The $2.99 price point stayed around, disappearing from the highest profile titles gradually but remaining all the way up to “Rebirth” on some middle- and lower-tier titles. And one of the features of 2016’s “Rebirth” was a rollback on the marquee titles, as well.

That launch was generally regarded as successful, resulting in what we saw in August: the largest number of comics shipped to Direct Market shops in a single month since the Diamond Exclusive Era began nearly 20 years ago. Since then, however, as the “Rebirth” titles have matured and left their returnability windows, general market sales in the fall have softened, leading to discussions as to why. One analysis by Todd Allen today cites retailer concerns that DC’s pricing is too low — and while the author of the piece discourages that interpretation, lower pricing does impact the calculus retailers face for a variety of reasons. You also have to go back almost 15 years to the last time the average price for the Top 300 comics was $2.99 — and 10 years to the last time the weighted price average was that low. It’s doubtful any of retailers’ other expenses have stayed at 2001 and 2006 levels.

Tricky questions of elasticity of price and demand aside, there is one thing we can answer. Through November, 2016 is still doing better than 2015, but just barely: comic books, graphic novels, and magazines in the North American market are up by 1.82%, or $9.6 million. What if DC had moved all its titles from $2.99 to $3.99 with Rebirth #1? What is the maximum effect that single dollar per transaction could have had?

This, we know: Since and including Rebirth #1, DC has had 314 entries into the Top 300s through November. Some of those are the same titles recurring because of reorders; a few are books like Scooby Doo that sneak onto the bottom of the charts and wouldn’t have been part of that event. But let’s go ahead and look at their total sales, just based on what Diamond said it shipped: a minimum of 18.4 million copies, worth almost exactly $55 million at cover price.

Let’s pretend for a moment all those books were priced at $3.99 — and, just to get an upper limit for discussion, that the exact same number of copies sold. That would result in $73.4 million, an increase of at least $18.4 million; it’s probably closer to $20 million, given the number of DC reordered titles that fall outside the Top 300. If there was that additional sum in the market in 2016, Diamond would be reporting its overall sales up around 5% this year rather than 2%. And in this imaginary case, DC would have seen even more impact on its market share: through November, DC is looking at about a 30% dollar market share for the year; adding a dollar to those books would take it to 32%.
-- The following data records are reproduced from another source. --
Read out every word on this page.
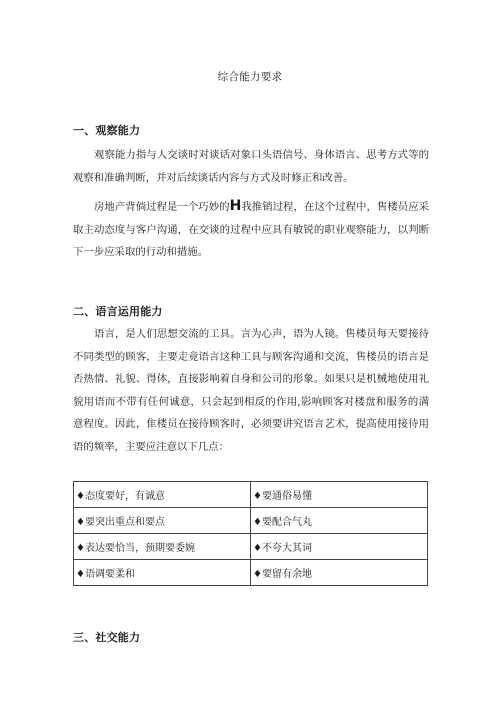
综合能力要求
一、观察能力
观察能力指与人交谈时对谈话对象口头语信号、身体语言、思考方式等的观察和准确判断，并对后续谈话内容与方式及时修正和改善。
房地产背倘过程是一个巧妙的H我推销过程，在这个过程中，售楼员应采取主动态度与客户沟通，在交谈的过程中应具有敏锐的职业观察能力，以判断下一步应采取的行动和措施。
二、语言运用能力
语言，是人们思想交流的工具。言为心声，语为人镜。售楼员每天要接待不同类型的顾客，主要走竟语言这种工具与顾客沟通和交流，售楼员的语言是否热情、礼貌、得体，直接影响着自身和公司的形象。如果只是机械地使用礼貌用语而不带有任何诚意，只会起到相反的作用,影响顾客对楼盘和服务的满意程度。因此，隹楼员在接待顾客时，必须要讲究语言艺术，提高使用接待用语的频率，主要应注意以下几点：
♦态度要好，有诚意	♦要通俗易懂
♦要突出重点和要点	♦要配合气丸
♦表达要恰当，预期要委婉	♦不夸大其词
♦语调要柔和	♦要留有余地
三、社交能力
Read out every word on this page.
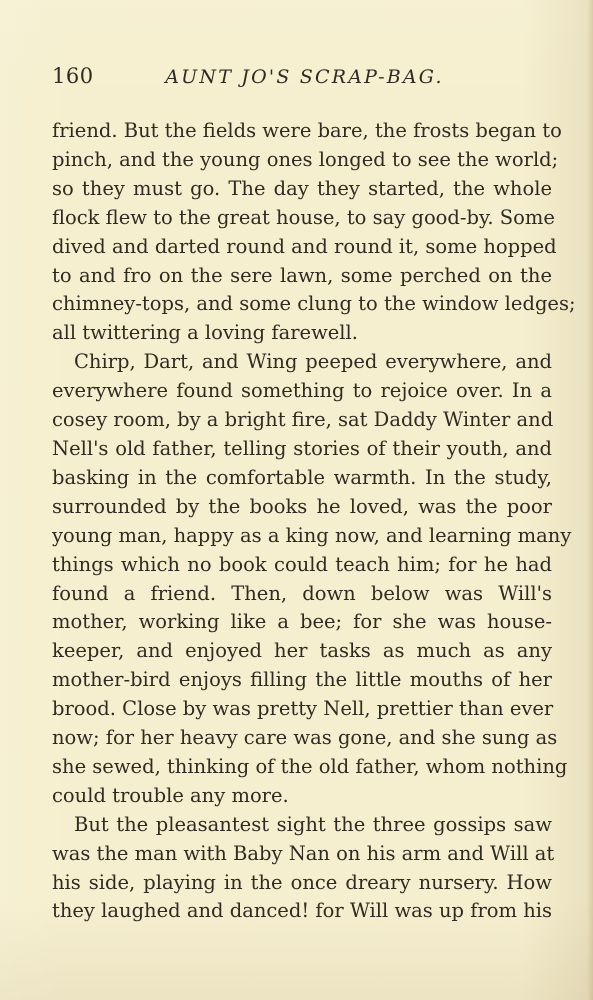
160	AUNT JO'S SCRAP-BAG.
friend. But the fields were bare, the frosts began to
pinch, and the young ones longed to see the world;
so they must go. The day they started, the whole
flock flew to the great house, to say good-by. Some
dived and darted round and round it, some hopped
to and fro on the sere lawn, some perched on the
chimney-tops, and some clung to the window ledges;
all twittering a loving farewell.
Chirp, Dart, and Wing peeped everywhere, and
everywhere found something to rejoice over. In a
cosey room, by a bright fire, sat Daddy Winter and
Nell's old father, telling stories of their youth, and
basking in the comfortable warmth. In the study,
surrounded by the books he loved, was the poor
young man, happy as a king now, and learning many
things which no book could teach him; for he had
found a friend. Then, down below was Will's
mother, working like a bee; for she was house-
keeper, and enjoyed her tasks as much as any
mother-bird enjoys filling the little mouths of her
brood. Close by was pretty Nell, prettier than ever
now; for her heavy care was gone, and she sung as
she sewed, thinking of the old father, whom nothing
could trouble any more.
But the pleasantest sight the three gossips saw
was the man with Baby Nan on his arm and Will at
his side, playing in the once dreary nursery. How
they laughed and danced! for Will was up from his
Now, of course, we would likely expect the higher price to result in lower unit sales — but they probably wouldn’t drop by 33% due to a $2.99 to $3.99 move, because demand has tended to be relatively inelastic in the past when that happens. My guess is that the Direct Market’s overall sales would be up a point or two over its current situation; the equivalent of adding, say, another publisher the size of Boom Studios. The Rebirth-at-$3.99 world would be one where the year-over-year increase would be about double what we have now — and a rate of Direct Market growth that, while slower than 2015 when Marvel got Star Wars, would be about what we saw in 2014, when it was up 4%. (Edit: Any comparison with 2015 must begin with Star Wars, which alone accounted for more than $34 million that year; it would have had a market share of 6%, making it alone the fourth largest publisher. Given that superheated pace was unlikely to continue, it’s remarkable that 2016 has managed to stay ahead.)

There’s no attempt here to engage issues of whether additional sampling prompted by lower prices may help sales on graphic novels or the rest of the line; that’s a reasonable proposition, but difficult to test. I also am not exploring the added marginal costs to retailers of handling the additional cheaper books. But as we get further into the “what if?” game of 2016, it’s worth knowing how much of a difference a dollar in the right place might have made. In this case, the answer is likely not to be decisive for the industry at large; individual stores on the edge may be another story.